What A Scottish King and a Homosexuality Advocate Can Teach Massachusetts Pro-Lifers

Printed from: https://newbostonpost.com/2019/12/04/what-a-scottish-king-and-a-homosexuality-advocate-can-teach-massachusetts-pro-lifers/

A story is told of Robert the Bruce, the 14th century hero of Scotland. Down and out and taking refuge in a cave, Bruce is supposed to have marveled at a spider who kept restarting his web even after it was destroyed repeatedly. As the story goes, Bruce took inspiration from the spider and redoubled his efforts to become king of an eventually united and independent Scotland.

That’s the right reaction for abortion opponents learning that the latest pro-life measure in Massachusetts has failed.

Volunteers and other activists gathered more than 50,000 signatures this fall for a measure designed to make it possible to stop using taxpayers’ money to pay for abortions. But it wasn’t enough.

At this point, it’s natural for pro-lifers frustrated by yet another defeat to want to give up.

They should ask themselves a question:  Is that what the Left would do?

The reason you keep seeing bad left-wing ideas trotted out after repeated rejections by legislatures and voters is that many left-wing activists are so committed to their causes that they are not dissuaded by negative results.

The classic case in Massachusetts is the effort by pro-homosexuality advocates to get sexual orientation added to the list of protected classes in the state’s civil-rights law.

The bill seems tame compared to what came after it. But it set up all that was to come.

Not without much rejection first, though. The effort began in the early 1970s and failed in the Massachusetts Legislature for 16 years. In the beginning, most state legislators opposed it. Then, when most state legislators supported it, key members of the leadership opposed it. But eventually, in November 1989 – 30 years ago this month and 17 years after the effort began – it passed.


“We never gave up,” one activist told The Boston Globe back then.

Pro-lifers have on their side the best of causes. The unborn child whose life is in danger of being snuffed out has a right to live and ought to have the government on his side.

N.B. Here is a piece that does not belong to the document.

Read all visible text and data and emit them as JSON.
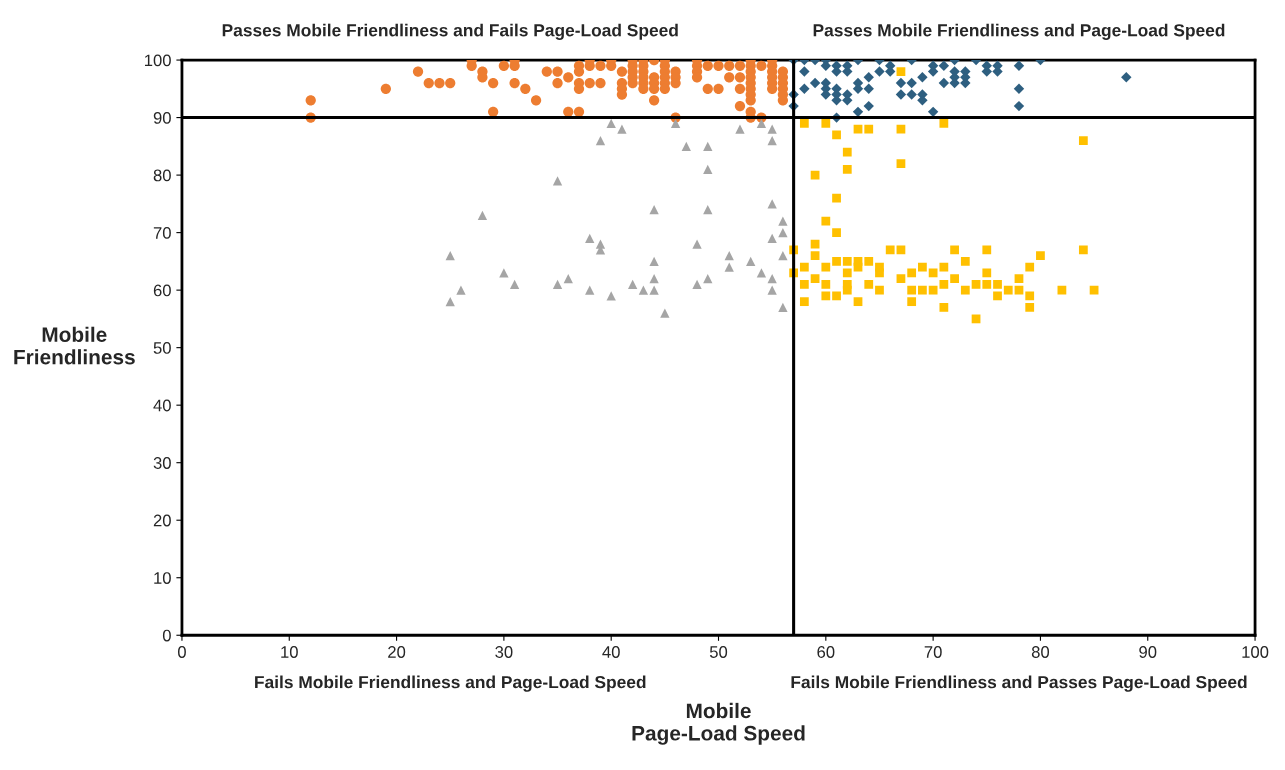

But he doesn’t. The state government in Massachusetts not only declares it legal to kill that unborn child, but uses the tax dollars contributed by all of us in the state to do the deed.

Taking away those tax dollars would likely save the lives of some babies. It might also lead to saving the lives of more babies than that down the road.

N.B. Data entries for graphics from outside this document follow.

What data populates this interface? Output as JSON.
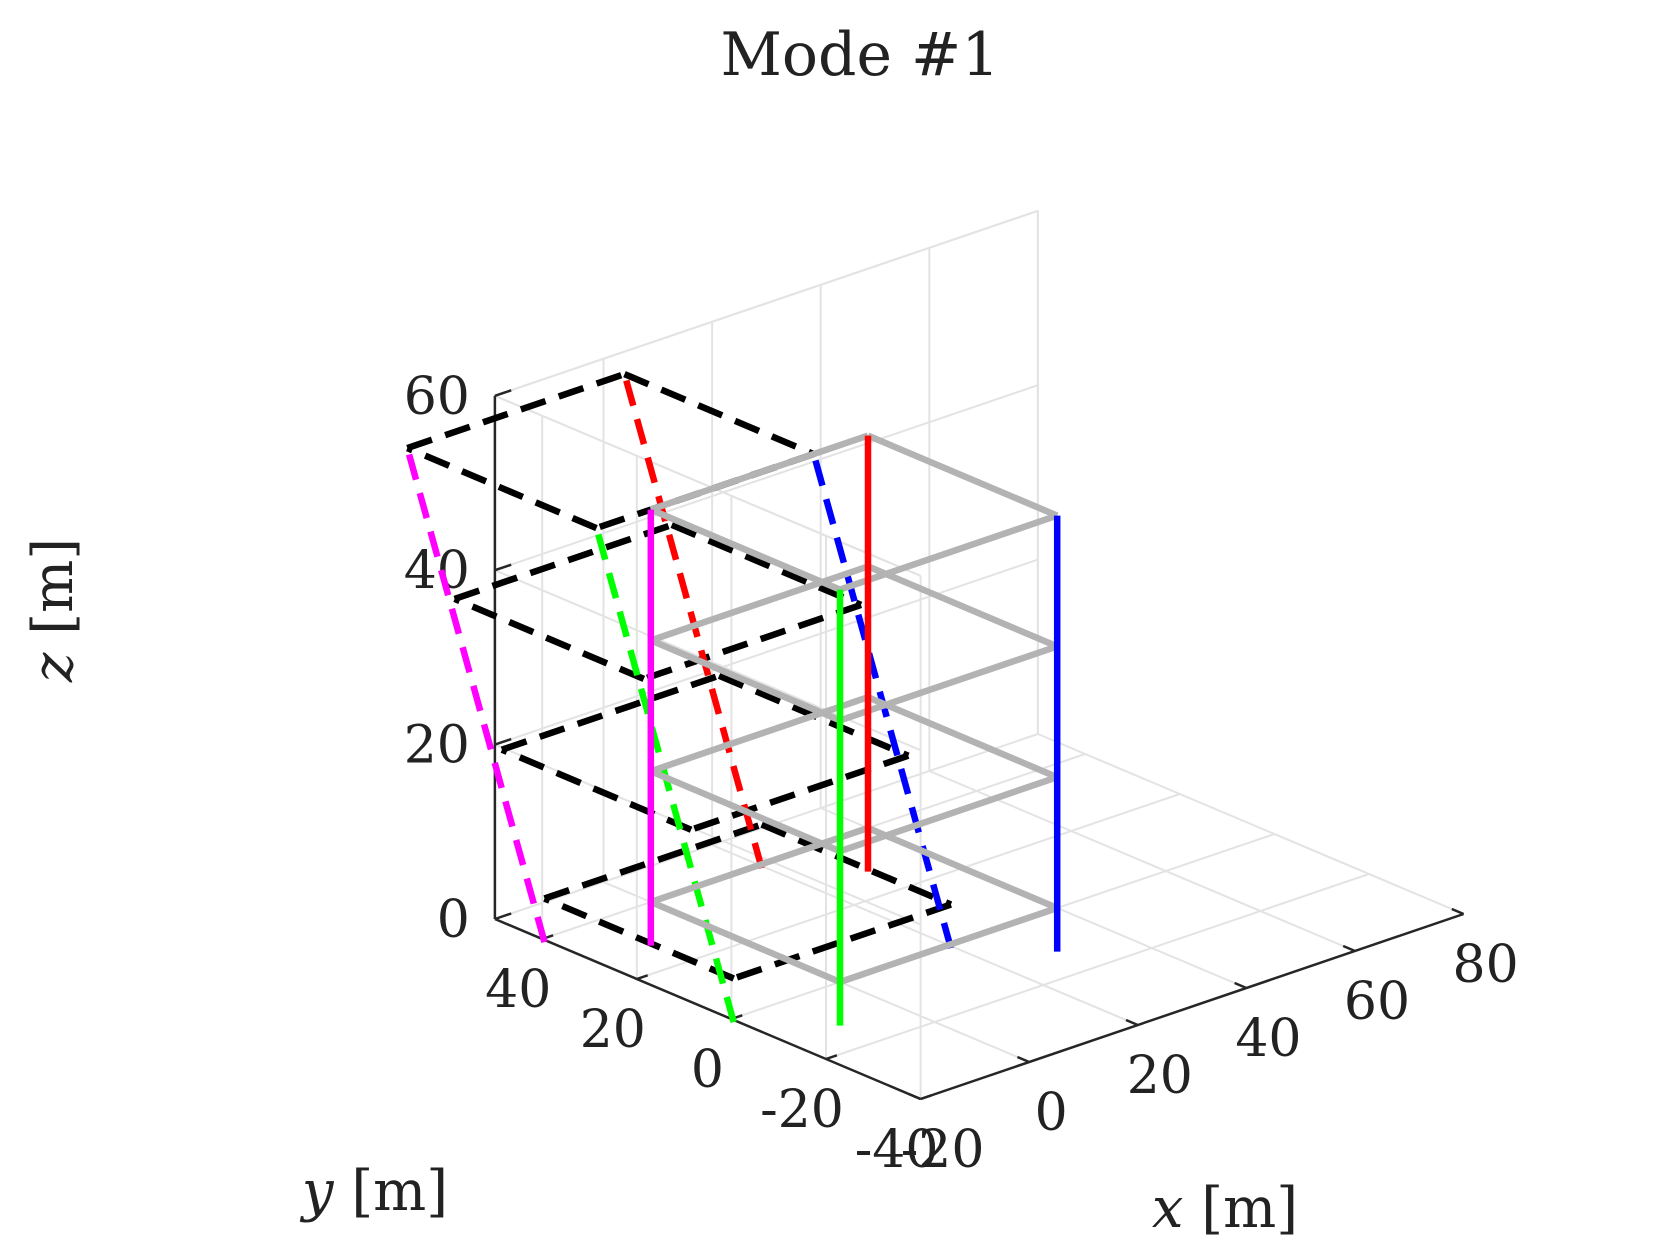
{
  "chart_data": {
    "type": "line",
    "title": "Mode #1",
    "xlabel": {
      "sym": "x",
      "unit": "[m]"
    },
    "ylabel": {
      "sym": "y",
      "unit": "[m]"
    },
    "zlabel": {
      "sym": "z",
      "unit": "[m]"
    },
    "xticks": [
      "-20",
      "0",
      "20",
      "40",
      "60",
      "80"
    ],
    "yticks": [
      "40",
      "20",
      "0",
      "-20",
      "-40"
    ],
    "zticks": [
      "0",
      "20",
      "40",
      "60"
    ],
    "xlim": [
      -20,
      80
    ],
    "ylim": [
      -40,
      50
    ],
    "zlim": [
      0,
      60
    ],
    "grid": true,
    "colors": {
      "undeformed": "#b3b3b3",
      "deformed": "#000000",
      "column_1": "#00ff00",
      "column_2": "#ff00ff",
      "column_3": "#ff0000",
      "column_4": "#0000ff"
    },
    "undeformed_floor_z": [
      0,
      15,
      30,
      45
    ],
    "deformed_floor_z": [
      0,
      15,
      30,
      45
    ],
    "deformed_floor_offset": [
      {
        "dx": -10,
        "dy": 11
      },
      {
        "dx": -10,
        "dy": 20
      },
      {
        "dx": -10,
        "dy": 30
      },
      {
        "dx": -10,
        "dy": 40
      }
    ],
    "column_plan": [
      {
        "x": 0,
        "y": 0
      },
      {
        "x": 0,
        "y": 40
      },
      {
        "x": 40,
        "y": 40
      },
      {
        "x": 40,
        "y": 0
      }
    ],
    "deformed_column_z": [
      -5,
      45
    ]
  }
}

How can we give up on that?

On that note, let’s look at what the recent signature-gathering campaigns have accomplished:

  • All four Massachusetts Catholic bishops have been led, however haltingly, to allow signature gathering at churches for petitions that are in accord with Catholic teachings. As obvious as such an action may seem, it wasn’t obvious two years ago.
  • Catholic priests in Massachusetts have been forced to answer the question – if only to themselves – if they are actually against abortion.
  • Pro-life volunteers in Massachusetts have become a little savvier and a little better organized each time a signature-gathering campaign takes place.
  • Massachusetts voters asked to sign the anti-abortion-funding petition have been forced to think about the horror that is abortion, even if only for a fleeting moment. Abortion wins when people don’t think about it. When they do, over time conscience tends to win.

The image of a baby from ultrasound is hard to deny.

Pro-life activists are right to evaluate strategy. The last two campaigns put out a lot of effort and did not succeed. Seeing if there’s a better way is necessary.

But this type of campaign should continue. Some day, babies not yet conceived may be born because of it.